O desvio de água do Lago de Furnas para abastecer a hidrovia Paraná-Tietê tem sido a hipótese mais usada para explicar os baixos volumes do reservatório nos últimos tempos. E embora a situação tenha ficado ainda mais evidente depois das chuvas que assolaram Minas este ano, o problema já vem sendo denunciado há quase um ano por políticos e pela população local.

De acordo com um material divulgado nas redes sociais pelo deputado estadual Professor Cleiton, ele teria recebido a primeira denúncia do desvio no início de seu mandato, em março do ano passado. A partir daí o deputado foi responsável por apresentar o primeiro requerimento para que fosse realizada uma audiência pública para discutir o tema na Assembleia Legislativa de Minas.

Entretanto, o problema pode ter começado bem antes da denúncia, como revela um vídeo divulgado também na rede social do deputado. Nele, o empresário e jornalista de Formiga, Paulo Coelho, que possui um empreendimento voltado para o turismo no lago, relata que a baixa do nível de água começou a ser notada por ele já há cerca de 10 anos e que a hidrovia seria a causa do esvaziamento.

A hidrovia Paraná-Tietê, segundo o DNIT, é uma das principais hidrovias em operação no Brasil e abrange os estados de São Paulo, Paraná, Mato Grosso do Sul, Goiás e Minas Gerais.

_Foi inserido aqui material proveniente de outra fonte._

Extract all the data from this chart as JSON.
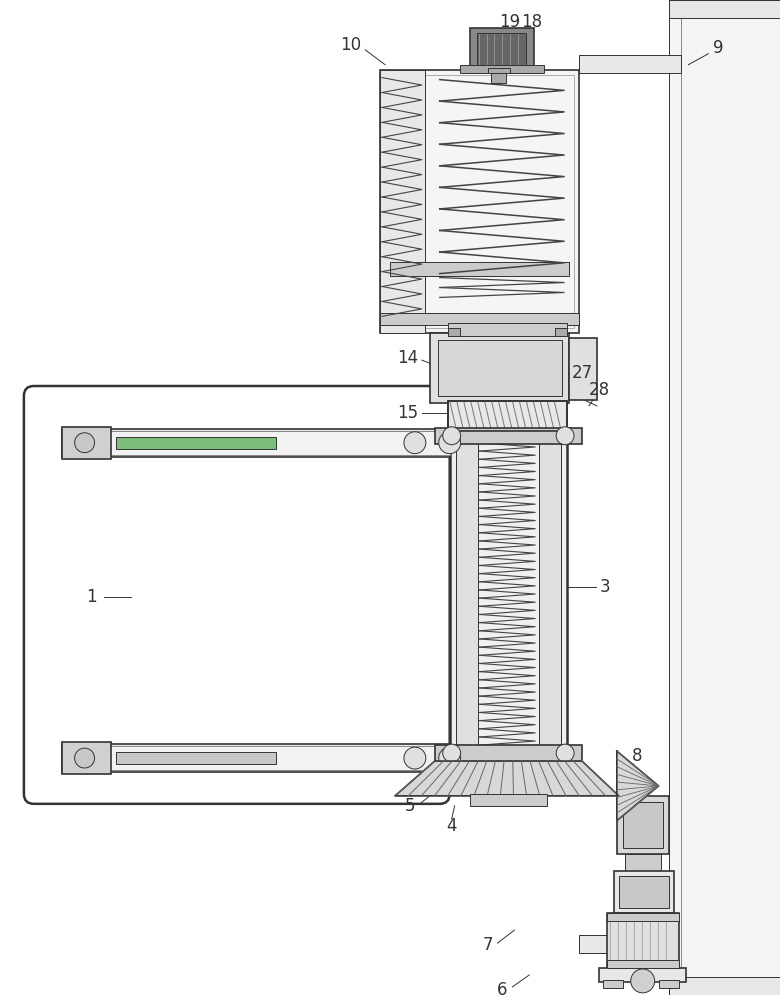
{
  "bg_color": "#ffffff",
  "lc": "#333333",
  "lc2": "#555555",
  "fc_light": "#f0f0f0",
  "fc_mid": "#e0e0e0",
  "fc_gray": "#cccccc",
  "fc_dark": "#aaaaaa",
  "fc_motor": "#888888",
  "fc_motor2": "#666666",
  "green": "#7bbf7b",
  "figsize": [
    7.82,
    10.0
  ],
  "dpi": 100
}
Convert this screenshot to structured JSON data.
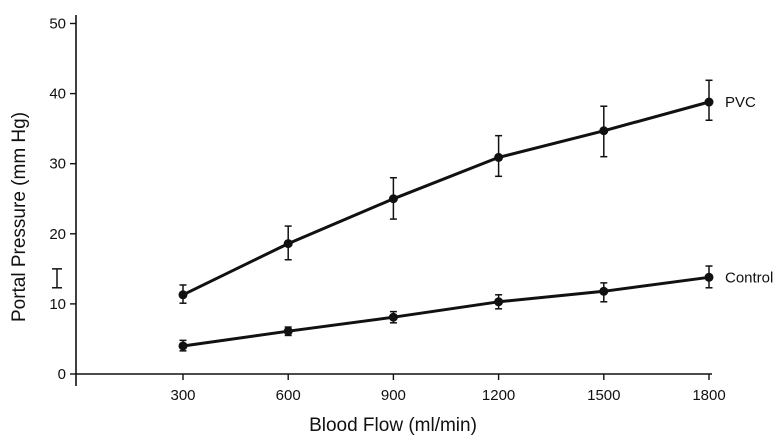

Ela é uma importante via de escoamento da produção das regiões Sudeste e Centro-Oeste e até de estados do Norte, além de ter um papel importante na ligação com o Mercosul.

De acordo com reportagem da Rede Mais TV, afiliada da Record, a empresa que gerencia a hidrelétrica de Furnas, a Eletrobrás Furnas, negou o desvio de água para a bacia Paraná-Tietê e afirmou cumprir as normas dos órgãos reguladores. Entretanto, um ofício do presidente da empresa enviado ao senador Antônio Anastasia em dezembro de 2019 mencionava que a hidrovia poderia ser afetada caso houvesse mudanças na cota mínima estabelecida para o Lago de Furnas.

O ofício foi lido em partes por Professor Cleiton em um vídeo em sua rede social. Na ocasião, o documento era uma resposta ao senador depois dele pedir esclarecimentos sobre a cota mínima de 762m que é reivindicada pelos municípios e pelos setores de turismo, agronegócio e piscicultura da região.

Nele, o presidente de Furnas cita como possível impacto ambiental da elevação da cota mínima da represa a impossibilidade de garantir pleno atendimentos aos requisitos de navegação da hidrovia Paraná-Tietê, podendo levar à sua paralisação no período de seca.

A cota de 762 tem sido uma das principais reivindicações dos municípios e da Frente Parlamentar Itamar Franco, da qual o deputado Professor Cleiton faz parte.